Depending on system load and job size, your queue wait time may be shorter or longer than the job’s actual runtime.Efficient HPC usage requires balancing your resource request: requesting too much can increase wait time, while too little may cause job failure or underperformance.

HPC Hardware Architecture at TACC#

TACC systems consist of hundreds or thousands of compute nodes, each with:

  • Dozens of CPU cores (e.g., 48 on Stampede3),

  • Shared memory (RAM),

  • High-speed network interconnects for parallel communication.
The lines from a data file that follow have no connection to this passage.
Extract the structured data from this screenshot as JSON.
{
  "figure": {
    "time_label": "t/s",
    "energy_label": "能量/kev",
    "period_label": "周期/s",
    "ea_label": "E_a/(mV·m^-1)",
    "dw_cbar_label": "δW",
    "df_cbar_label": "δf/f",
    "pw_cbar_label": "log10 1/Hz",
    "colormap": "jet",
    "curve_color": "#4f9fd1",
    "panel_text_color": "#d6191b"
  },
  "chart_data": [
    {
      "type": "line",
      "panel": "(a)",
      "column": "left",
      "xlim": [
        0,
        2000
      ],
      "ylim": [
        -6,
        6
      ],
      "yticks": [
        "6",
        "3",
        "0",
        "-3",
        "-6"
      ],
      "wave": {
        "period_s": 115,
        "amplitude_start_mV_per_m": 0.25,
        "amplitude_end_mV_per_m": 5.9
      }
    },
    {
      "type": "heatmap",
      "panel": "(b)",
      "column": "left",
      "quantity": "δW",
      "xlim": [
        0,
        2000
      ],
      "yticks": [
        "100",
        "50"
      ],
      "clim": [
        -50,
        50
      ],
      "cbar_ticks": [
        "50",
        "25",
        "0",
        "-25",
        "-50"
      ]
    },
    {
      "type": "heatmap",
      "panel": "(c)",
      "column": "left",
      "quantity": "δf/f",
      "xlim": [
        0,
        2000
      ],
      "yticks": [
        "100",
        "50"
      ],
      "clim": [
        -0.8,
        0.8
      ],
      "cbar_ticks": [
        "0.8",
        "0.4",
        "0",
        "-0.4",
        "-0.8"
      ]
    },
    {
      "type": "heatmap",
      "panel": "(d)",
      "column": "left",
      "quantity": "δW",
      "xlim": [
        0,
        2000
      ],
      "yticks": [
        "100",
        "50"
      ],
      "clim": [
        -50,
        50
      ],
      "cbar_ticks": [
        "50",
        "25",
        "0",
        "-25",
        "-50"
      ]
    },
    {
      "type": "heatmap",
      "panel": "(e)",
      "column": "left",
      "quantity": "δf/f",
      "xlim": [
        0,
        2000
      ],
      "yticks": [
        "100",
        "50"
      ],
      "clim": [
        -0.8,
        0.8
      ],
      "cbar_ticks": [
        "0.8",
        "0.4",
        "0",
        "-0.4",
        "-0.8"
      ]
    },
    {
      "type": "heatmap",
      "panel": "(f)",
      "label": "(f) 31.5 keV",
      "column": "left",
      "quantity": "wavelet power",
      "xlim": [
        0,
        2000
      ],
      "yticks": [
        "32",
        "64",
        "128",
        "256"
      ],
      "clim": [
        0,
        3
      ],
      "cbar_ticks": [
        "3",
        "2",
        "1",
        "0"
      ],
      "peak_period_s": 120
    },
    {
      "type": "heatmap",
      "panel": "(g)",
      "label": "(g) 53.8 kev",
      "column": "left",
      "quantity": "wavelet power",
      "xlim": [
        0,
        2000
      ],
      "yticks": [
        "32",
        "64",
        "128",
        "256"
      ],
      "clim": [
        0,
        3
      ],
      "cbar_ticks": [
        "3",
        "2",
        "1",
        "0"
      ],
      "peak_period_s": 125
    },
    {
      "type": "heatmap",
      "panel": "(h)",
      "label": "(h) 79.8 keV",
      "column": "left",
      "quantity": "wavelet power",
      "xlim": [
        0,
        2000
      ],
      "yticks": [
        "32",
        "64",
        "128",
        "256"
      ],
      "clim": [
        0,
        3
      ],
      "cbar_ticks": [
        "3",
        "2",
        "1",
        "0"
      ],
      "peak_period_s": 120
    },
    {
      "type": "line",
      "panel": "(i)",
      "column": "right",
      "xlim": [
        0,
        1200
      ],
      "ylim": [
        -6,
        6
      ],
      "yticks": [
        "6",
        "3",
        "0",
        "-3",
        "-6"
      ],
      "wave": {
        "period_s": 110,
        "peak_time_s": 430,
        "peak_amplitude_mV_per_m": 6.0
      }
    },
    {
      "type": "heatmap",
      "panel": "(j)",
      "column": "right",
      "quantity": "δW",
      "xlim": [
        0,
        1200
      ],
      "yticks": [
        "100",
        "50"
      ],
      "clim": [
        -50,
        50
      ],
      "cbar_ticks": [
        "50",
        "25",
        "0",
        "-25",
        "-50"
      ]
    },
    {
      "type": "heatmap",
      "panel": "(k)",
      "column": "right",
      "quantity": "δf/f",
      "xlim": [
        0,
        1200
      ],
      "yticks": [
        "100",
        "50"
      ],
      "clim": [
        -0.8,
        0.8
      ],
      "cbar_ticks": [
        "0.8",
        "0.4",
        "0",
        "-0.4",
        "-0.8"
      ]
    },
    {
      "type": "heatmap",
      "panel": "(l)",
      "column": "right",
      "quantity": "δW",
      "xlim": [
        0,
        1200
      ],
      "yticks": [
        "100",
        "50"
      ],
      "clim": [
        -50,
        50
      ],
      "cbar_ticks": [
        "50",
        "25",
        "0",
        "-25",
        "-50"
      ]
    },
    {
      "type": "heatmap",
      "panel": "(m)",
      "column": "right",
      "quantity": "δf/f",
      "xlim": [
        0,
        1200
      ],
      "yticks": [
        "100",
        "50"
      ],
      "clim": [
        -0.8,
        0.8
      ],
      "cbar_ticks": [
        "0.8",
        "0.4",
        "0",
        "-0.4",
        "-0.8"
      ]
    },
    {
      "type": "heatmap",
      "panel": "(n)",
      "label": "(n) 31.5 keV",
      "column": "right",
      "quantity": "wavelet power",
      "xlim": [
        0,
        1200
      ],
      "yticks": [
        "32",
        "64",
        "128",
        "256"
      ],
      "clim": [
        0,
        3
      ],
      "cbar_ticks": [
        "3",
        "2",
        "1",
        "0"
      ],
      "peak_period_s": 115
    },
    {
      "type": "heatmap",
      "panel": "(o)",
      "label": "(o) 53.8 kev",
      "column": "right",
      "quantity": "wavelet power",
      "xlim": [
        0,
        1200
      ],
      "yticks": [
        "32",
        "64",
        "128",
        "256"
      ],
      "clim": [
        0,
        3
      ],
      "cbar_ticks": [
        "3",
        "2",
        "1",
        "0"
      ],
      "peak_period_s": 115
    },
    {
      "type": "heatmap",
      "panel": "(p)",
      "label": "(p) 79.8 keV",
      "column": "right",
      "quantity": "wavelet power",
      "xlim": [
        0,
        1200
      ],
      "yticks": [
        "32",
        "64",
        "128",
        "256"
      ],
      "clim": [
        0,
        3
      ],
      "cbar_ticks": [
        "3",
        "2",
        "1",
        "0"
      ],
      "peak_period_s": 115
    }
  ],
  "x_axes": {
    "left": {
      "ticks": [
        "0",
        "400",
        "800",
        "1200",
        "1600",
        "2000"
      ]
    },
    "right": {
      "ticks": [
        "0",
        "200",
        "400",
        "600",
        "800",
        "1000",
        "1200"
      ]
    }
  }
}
  • Here’s a conceptual diagram showing how nodes, cores, queues, and allocations are organized within TACC systems:

    +-----------------------------------------------------------+
    |                  TACC High-Performance System             |
    |                                                           |
    |  +-------------------+   +-------------------+            |
    |  |    Queue: skx     |   |  Queue: skx-dev   |            |
    |  |-------------------|   |-------------------|            |
    |  | +---------------+ |   | +---------------+ |            |
    |  | |  Node 1       | |   | |  Node A       | |            |
    |  | | Core 0        | |   | | Core 0        | |            |
    |  | | Core 1        | |   | | Core 1        | |            |
    |  | | ...           | |   | | ...           | |            |
    |  | | Core 47       | |   | | Core 47       | |            |
    |  | +---------------+ |   | +---------------+ |            |
    |  | +---------------+ |   | +---------------+ |            |
    |  | |  Node N       | |   | |  Node M       | |            |
    |  | +---------------+ |   | +---------------+ |            |
    |  +-------------------+   +-------------------+            |
    |                                                           |
    |  Allocations track total usage across queues and systems  |
    +-----------------------------------------------------------+
    
  • Notes:

    • Each queue (e.g., skx, development, normal) manages a pool of compute nodes.

    • Each node contains a fixed number of CPU cores (e.g., 48 on Stampede3).

    • Your TACC allocation defines how many total Service Units (SUs) you can spend across the system.

    • Tapis jobs specify how many nodes and cores to request from a given queue.